The RFS distorts the fuel market by picking winners and losers at taxpayers’ expense. In a competitive market, the most efficient and cost-effective solutions would prevail. Instead, government intervention has forced increased biofuel production and consumption. The EPA estimates that the 2026-2027 RFS will increase total renewable fuel supply by 41.9 billion gallons over the next two years. Within that total, corn ethanol supply is projected to increase by 475 million gallons and soy biodiesel by 1.35 billion gallons. The EPA also estimates that, without the RFS, there would be no production of soybean oil or canola oil renewable diesel. In other words, the entire market—projected to reach 4.86 billion gallons in 2026 and 2027—exists solely because of the mandate.
This artificial demand for corn ethanol diverts crops from food to fuel, increasing prices across the grocery aisle. The 2026-2027 volumes are expected to raise the price of corn by $0.03 per bushel. Soybean oil—used for biodiesel and as a primary ingredient in vegetable oils—is expected to increase by $0.28 to $0.35 per pound.
These cost increases cascade through the broader food system. Competing crops grown on the same farmland will also see price increases. For example, oats and barley are expected to rise by $0.02 per bushel. Distillers grains, used as animal feed, are projected to increase by $0.90 to $0.99 per ton, affecting the cost of meat, dairy, and other animal products.
The RFS is also expected to increase fuel prices. EPA estimates that gasoline will be $0.05 per gallon higher and diesel $0.20 to $0.22 per gallon higher under the program in 2026 and 2027. Because most goods in the U.S.—about 65 percent—are transported by diesel-powered trucks, these increases translate into roughly a 1.5 percent price increase for transported goods.
Not only does the government create a mandated market through the RFS, it also subsidizes biofuel production — so higher mandated volumes directly lead to more expensive subsidy programs and greater taxpayer costs.
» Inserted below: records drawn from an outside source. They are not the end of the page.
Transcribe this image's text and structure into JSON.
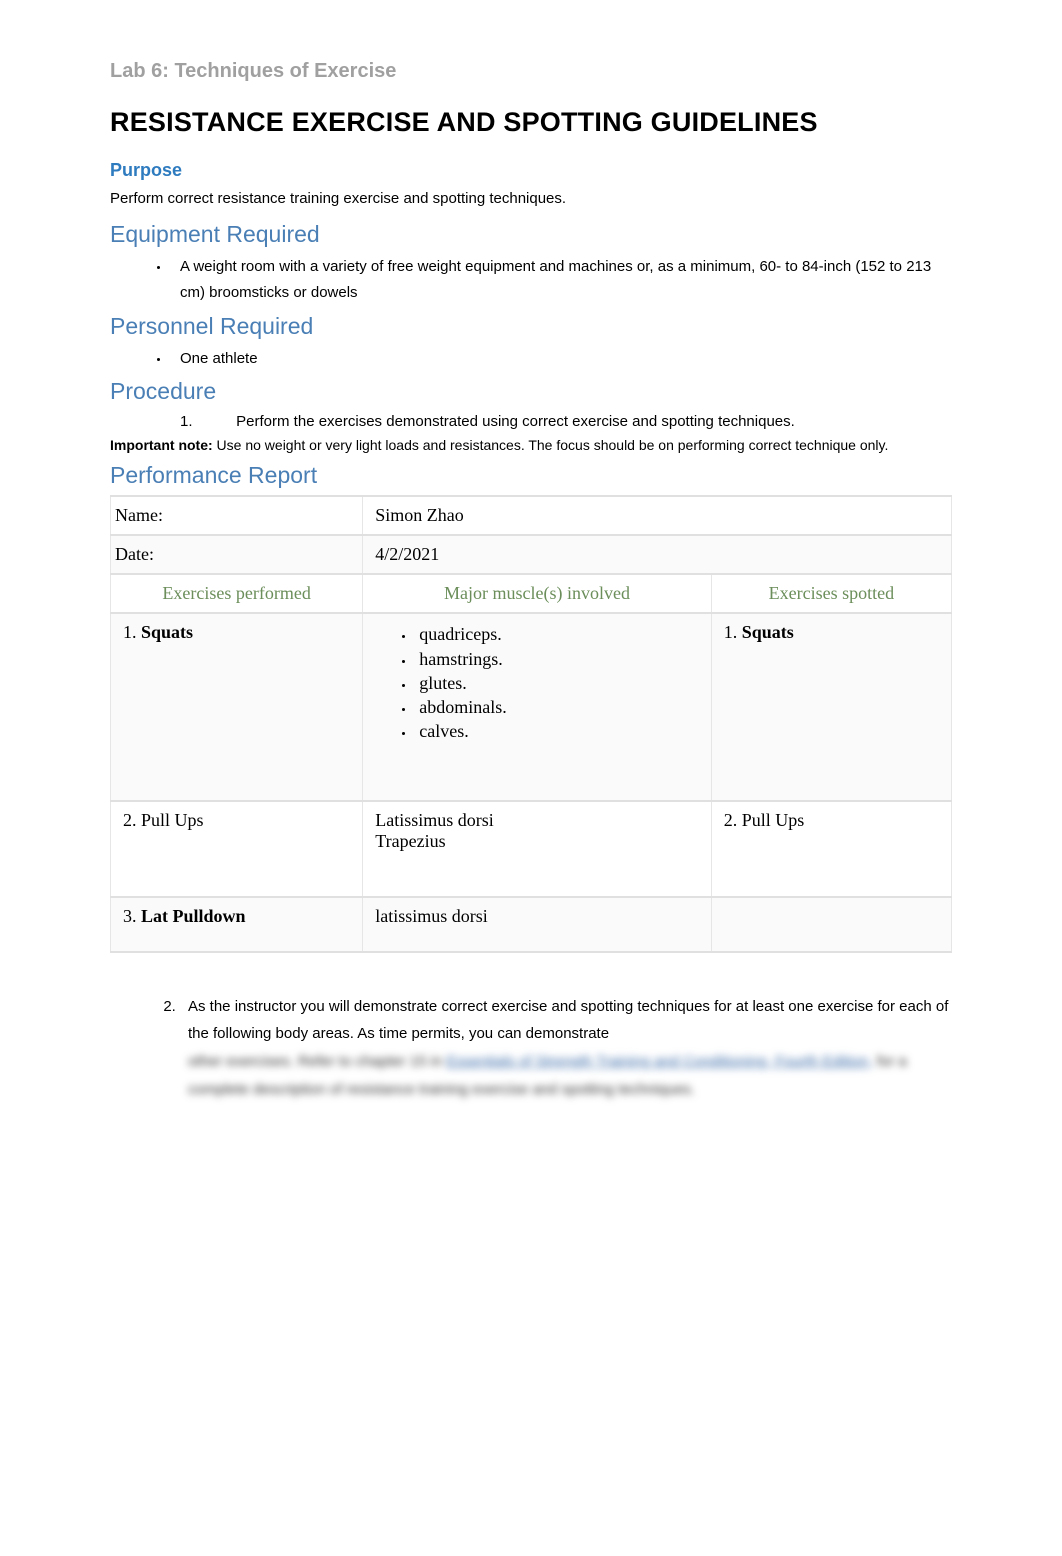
{
  "subtitle": "Lab 6: Techniques of Exercise",
  "title": "RESISTANCE EXERCISE AND SPOTTING GUIDELINES",
  "purpose": {
    "heading": "Purpose",
    "text": "Perform correct resistance training exercise and spotting techniques."
  },
  "equipment": {
    "heading": "Equipment Required",
    "items": [
      "A weight room with a variety of free weight equipment and machines or, as a minimum, 60- to 84-inch (152 to 213 cm) broomsticks or dowels"
    ]
  },
  "personnel": {
    "heading": "Personnel Required",
    "items": [
      "One athlete"
    ]
  },
  "procedure": {
    "heading": "Procedure",
    "step1_num": "1.",
    "step1_text": "Perform the exercises demonstrated using correct exercise and spotting techniques.",
    "important_label": "Important note:",
    "important_text": " Use no weight or very light loads and resistances. The focus should be on performing correct technique only."
  },
  "report": {
    "heading": "Performance Report",
    "name_label": "Name:",
    "name_value": "Simon Zhao",
    "date_label": "Date:",
    "date_value": "4/2/2021",
    "headers": {
      "performed": "Exercises performed",
      "muscles": "Major muscle(s) involved",
      "spotted": "Exercises spotted"
    },
    "rows": [
      {
        "num": "1.",
        "performed": "Squats",
        "performed_bold": true,
        "muscles": [
          "quadriceps.",
          "hamstrings.",
          "glutes.",
          "abdominals.",
          "calves."
        ],
        "muscles_bulleted": true,
        "spotted_num": "1.",
        "spotted": "Squats",
        "spotted_bold": true
      },
      {
        "num": "2.",
        "performed": "Pull Ups",
        "performed_bold": false,
        "muscles_text": "Latissimus dorsi\nTrapezius",
        "spotted_num": "2.",
        "spotted": "Pull Ups",
        "spotted_bold": false
      },
      {
        "num": "3.",
        "performed": "Lat Pulldown",
        "performed_bold": true,
        "muscles_text": "latissimus dorsi",
        "spotted": ""
      }
    ]
  },
  "step2": {
    "num": "2",
    "text": "As the instructor you will demonstrate correct exercise and spotting techniques for at least one exercise for each of the following body areas. As time permits, you can demonstrate",
    "blur1_prefix": "other exercises. Refer to chapter 15 in ",
    "blur1_link": "Essentials of Strength Training and Conditioning, Fourth Edition,",
    "blur1_suffix": " for a complete description of resistance training exercise and spotting techniques."
  }
}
In its analysis of the 2026–2027 RFS volumes, EPA assumes the 45Z clean fuel production credit will provide between $0.14 and $0.62 per gallon for various corn-, soy-, and canola-based fuels covered by the mandate. As noted above, much of this fuel will be produced solely because of the RFS, with projected supply in 2026 and 2027 exceeding what would be produced under EPA’s “No RFS Baseline.” Assuming all eligible fuels qualify for the 45Z credit, TCS estimates the RFS will contribute more than $3 billion in 45Z payouts over the next two years. While these are estimates, the takeaway is clear: current federal biofuel subsidies, combined with higher RFS volumes, will cost American taxpayers billions.

The Renewable Fuel Standard has raised food and fuel prices, distorted agricultural markets, and created long-term environmental liabilities. At the same time, a wide range of federal supports—tax credits, subsidies, and loan guarantees—have funneled billions of dollars to mature corn ethanol and soy biodiesel industries. The record-high 2026-2027 volumes will only deepen these trends, increasing costs for American taxpayers and consumers.